Se la politica resta, dunque, l’arte del ‘possibile’ (ma non ‘certo’!), è tuttavia fondamentale, per garantirne la qualità, fare delle scelte strategiche. Con tutto quello che ne deriva, anche in termini di rinvio di altre opzioni connesse a interventi ritenuti meno urgenti e rilevanti.

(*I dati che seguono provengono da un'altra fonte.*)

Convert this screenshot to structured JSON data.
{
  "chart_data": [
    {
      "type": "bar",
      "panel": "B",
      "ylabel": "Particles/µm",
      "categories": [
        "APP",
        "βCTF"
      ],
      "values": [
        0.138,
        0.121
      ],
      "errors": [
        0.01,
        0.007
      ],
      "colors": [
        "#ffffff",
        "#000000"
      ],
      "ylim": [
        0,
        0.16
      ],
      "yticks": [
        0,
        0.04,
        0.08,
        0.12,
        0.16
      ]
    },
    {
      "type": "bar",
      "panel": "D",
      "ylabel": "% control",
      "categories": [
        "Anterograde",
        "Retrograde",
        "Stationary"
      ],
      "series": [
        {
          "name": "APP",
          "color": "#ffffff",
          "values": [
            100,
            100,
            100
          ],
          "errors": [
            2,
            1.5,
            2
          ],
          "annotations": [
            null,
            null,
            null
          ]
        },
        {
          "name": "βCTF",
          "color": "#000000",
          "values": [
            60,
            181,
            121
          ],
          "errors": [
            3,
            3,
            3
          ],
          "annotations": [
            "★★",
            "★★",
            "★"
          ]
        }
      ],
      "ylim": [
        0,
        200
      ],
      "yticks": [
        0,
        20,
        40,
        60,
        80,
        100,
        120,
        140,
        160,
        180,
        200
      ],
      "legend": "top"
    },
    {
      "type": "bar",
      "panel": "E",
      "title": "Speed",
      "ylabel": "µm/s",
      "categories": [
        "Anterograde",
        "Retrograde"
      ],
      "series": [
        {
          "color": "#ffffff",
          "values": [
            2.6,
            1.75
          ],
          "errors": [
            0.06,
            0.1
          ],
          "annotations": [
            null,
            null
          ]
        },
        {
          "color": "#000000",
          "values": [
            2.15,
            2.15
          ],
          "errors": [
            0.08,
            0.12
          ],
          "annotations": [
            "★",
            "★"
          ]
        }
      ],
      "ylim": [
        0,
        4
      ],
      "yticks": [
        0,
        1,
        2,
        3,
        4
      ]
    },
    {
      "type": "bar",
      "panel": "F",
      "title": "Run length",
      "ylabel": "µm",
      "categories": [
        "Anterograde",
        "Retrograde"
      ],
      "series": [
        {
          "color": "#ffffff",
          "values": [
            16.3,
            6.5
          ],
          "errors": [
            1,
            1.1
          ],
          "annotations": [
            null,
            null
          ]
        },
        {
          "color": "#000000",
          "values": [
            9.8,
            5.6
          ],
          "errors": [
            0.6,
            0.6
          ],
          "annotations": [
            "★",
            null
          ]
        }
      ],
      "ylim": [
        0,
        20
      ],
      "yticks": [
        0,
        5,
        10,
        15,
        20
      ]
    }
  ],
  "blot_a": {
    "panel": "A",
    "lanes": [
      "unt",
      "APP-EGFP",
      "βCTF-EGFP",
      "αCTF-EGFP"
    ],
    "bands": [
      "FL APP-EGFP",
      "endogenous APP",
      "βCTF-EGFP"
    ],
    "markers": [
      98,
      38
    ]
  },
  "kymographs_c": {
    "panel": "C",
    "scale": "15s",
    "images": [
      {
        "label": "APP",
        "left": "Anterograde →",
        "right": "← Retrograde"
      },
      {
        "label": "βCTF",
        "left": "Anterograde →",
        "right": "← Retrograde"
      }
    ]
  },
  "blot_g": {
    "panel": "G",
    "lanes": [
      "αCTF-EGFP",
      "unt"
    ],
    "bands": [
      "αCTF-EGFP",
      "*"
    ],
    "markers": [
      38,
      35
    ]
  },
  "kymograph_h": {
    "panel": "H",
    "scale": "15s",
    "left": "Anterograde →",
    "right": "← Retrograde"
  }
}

L’Italia deve crescere puntando sul Mezzogiorno. Solo un impegno costante e duraturo negli anni, per un periodo congruo, può avvicinare le due grandi macroaree del Paese. La convenienza della scelta meridionale sta nel fatto che avvantaggia tutti. Per capirlo, basta ricordare quanto affermò, poco prima della crisi pandemica, il prossimo Governatore della Banca d’Italia (allora Direttore Generale), Fabio Panetta: “Se non riusciremo a portare il Mezzogiorno su un sentiero di crescita robusto, duraturo, non ci potrà essere vero progresso per l’Italia. È un obbligo verso un terzo dei cittadini italiani, cui vanno garantiti servizi adeguati, diritti, opportunità. Ma è anche un problema per tutta l’economia nazionale: un Mezzogiorno stagnante comprime il mercato domestico, a danno anche dell’economia del Centro Nord”.